Enviada em 30/07/2022

Historicamente, o casamento como instituição tem sido celebrado e regrado por costumes religiosos. Todavia, atualmente, o matrimônio passou a ter foco na consolidação de uma união estável, deixando os preceitos implantados pela Igreja em segundo plano. Isto posto, é possível perceber que a normalização do divórcio está diretamente relacionada à liberdade individual aflorada no mundo contemporâneo, ou seja, a inconstância conjugal é reflexo da valorização da autonomia entre casais na modernidade.

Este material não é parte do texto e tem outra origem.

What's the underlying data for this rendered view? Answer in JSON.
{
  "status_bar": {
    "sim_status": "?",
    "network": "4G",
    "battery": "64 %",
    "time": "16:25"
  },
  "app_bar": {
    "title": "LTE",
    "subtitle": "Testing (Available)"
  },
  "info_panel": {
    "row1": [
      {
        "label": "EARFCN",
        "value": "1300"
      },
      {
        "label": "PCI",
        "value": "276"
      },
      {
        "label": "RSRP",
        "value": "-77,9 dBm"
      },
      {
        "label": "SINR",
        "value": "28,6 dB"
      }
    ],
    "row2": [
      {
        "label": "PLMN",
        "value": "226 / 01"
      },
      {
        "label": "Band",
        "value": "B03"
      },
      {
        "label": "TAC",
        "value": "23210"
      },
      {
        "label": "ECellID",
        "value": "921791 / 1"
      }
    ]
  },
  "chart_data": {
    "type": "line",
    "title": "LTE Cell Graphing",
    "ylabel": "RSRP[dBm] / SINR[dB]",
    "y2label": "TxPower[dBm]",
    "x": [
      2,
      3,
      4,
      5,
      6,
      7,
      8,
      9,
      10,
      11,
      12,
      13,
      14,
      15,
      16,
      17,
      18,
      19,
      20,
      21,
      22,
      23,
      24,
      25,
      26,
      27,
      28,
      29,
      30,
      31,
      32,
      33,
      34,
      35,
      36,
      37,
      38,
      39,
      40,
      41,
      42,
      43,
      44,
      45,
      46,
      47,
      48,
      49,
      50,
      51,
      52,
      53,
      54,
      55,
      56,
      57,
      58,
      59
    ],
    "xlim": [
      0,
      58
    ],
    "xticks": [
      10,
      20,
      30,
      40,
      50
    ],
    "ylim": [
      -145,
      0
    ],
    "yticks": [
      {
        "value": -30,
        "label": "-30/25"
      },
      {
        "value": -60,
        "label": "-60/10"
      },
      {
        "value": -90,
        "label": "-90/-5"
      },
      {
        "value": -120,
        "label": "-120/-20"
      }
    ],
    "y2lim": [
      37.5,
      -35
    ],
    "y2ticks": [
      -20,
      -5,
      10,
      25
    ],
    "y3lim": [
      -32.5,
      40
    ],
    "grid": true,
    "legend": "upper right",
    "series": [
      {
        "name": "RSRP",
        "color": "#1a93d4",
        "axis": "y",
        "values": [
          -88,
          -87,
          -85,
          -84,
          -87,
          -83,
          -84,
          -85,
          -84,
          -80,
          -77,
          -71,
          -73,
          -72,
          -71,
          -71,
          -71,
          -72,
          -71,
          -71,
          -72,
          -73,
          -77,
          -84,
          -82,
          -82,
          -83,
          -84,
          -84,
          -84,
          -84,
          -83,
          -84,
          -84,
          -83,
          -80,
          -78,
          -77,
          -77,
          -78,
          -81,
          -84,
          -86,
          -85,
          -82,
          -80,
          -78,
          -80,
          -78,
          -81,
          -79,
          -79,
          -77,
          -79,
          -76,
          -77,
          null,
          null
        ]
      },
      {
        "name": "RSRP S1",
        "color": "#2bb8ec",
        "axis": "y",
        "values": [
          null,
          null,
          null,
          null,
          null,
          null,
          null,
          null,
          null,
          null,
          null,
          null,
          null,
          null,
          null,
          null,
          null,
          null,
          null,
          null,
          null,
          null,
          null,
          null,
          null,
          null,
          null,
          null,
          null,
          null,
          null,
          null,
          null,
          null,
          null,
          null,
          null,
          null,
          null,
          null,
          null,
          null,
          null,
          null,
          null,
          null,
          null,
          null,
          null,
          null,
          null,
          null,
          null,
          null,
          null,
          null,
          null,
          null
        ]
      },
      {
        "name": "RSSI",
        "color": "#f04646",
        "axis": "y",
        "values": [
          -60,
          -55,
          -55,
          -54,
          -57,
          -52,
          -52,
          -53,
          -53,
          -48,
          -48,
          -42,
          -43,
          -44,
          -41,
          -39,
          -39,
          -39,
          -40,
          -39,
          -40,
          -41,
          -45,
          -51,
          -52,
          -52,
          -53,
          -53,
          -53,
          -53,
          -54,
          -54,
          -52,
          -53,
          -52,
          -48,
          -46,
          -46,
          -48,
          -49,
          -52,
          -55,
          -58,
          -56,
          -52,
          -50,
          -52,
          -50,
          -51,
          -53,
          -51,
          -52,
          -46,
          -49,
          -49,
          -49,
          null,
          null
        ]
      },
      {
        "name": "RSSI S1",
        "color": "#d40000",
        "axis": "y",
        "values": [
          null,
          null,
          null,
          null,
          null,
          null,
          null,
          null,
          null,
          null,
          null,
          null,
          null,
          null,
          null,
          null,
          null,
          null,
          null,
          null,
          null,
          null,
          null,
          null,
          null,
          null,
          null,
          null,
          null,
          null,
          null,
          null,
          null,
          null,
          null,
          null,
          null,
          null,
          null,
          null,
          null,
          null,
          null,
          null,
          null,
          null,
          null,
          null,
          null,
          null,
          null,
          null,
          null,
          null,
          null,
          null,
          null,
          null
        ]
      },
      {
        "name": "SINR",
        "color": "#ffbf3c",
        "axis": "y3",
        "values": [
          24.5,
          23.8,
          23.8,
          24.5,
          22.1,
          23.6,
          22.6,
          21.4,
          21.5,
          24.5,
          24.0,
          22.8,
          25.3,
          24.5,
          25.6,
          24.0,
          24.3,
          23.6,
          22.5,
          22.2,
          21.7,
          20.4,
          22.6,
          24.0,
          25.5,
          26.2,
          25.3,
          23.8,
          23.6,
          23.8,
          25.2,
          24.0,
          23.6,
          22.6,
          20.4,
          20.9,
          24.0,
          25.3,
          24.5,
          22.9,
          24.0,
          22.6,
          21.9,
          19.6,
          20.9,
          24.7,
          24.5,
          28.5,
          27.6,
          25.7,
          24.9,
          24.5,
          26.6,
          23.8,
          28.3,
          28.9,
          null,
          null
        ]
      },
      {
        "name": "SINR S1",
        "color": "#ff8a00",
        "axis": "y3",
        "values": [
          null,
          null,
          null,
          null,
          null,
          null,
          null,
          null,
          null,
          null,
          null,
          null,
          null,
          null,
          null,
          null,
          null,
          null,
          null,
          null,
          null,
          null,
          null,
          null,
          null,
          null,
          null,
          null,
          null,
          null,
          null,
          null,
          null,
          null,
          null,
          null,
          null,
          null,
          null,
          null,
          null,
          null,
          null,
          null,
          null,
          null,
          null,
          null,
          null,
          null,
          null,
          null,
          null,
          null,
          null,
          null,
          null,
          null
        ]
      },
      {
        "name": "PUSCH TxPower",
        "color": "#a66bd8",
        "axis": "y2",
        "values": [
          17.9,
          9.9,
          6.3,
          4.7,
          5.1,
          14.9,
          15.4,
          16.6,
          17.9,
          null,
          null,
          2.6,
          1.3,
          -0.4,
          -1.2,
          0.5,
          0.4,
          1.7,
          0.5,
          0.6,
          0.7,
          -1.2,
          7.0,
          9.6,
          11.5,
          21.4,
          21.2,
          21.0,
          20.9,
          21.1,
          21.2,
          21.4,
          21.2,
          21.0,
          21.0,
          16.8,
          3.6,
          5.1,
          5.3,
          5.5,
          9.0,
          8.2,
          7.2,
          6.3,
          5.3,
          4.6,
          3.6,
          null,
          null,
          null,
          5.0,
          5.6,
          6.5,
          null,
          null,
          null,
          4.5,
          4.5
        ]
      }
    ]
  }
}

No que tange às relações matrimoniais fugazes na contemporaneidade, um aspecto significativo pode ser considerado. Zygmunt Bauman definiu “Modernidade Líquida” como sendo a representação da inconstância das relações humanas no mundo atual, o que sintetiza precisamente a qualidade dos vínculos entre casais no presente, os quais tem seu foco na soberania individual em oposição ao compartilhamento de interesses. Sendo assim, é possível atribuir a normalização de divórcios na atualidade com a liquidez das uniões humanas.

Por conseguinte, outro ponto importante pode ser considerado. Na obra de Gustave Flaubert, Emma Bovary é uma mulher que encontra no adultério a liberdade com a qual sempre sonhou e acaba por tirar sua vida ao perceber a infelicidade gerada por seu estilo de vida. A leitura de Madame Bovary é chocante e envolvente, por se tratar de uma produção que relata a vida de um casal que não trabalhou seus anseios individuais antes e durante o matrimônio. Tal destino trágico normalmente não ocorre com os cônjuges da atualidade, porém não deixa de refletir como a urgência pela satisfação particular resulta na quebra de laços.

Portanto, é notável a influência da busca por autonomia no rompimento de relações matrimoniais atuais. Para que tal questão possa ser amenizada, é importante que o Estado e empresas ofereçam serviços de psicoterapia com profissionais capacitados para todos os indivíduos que necessitam de tal atendimento a fim de promover o autoconhecimento e a reflexão sobre o “eu”. Assim, mais cidadãos poderão aprender a lidar melhor consigo mesmos e com o outro.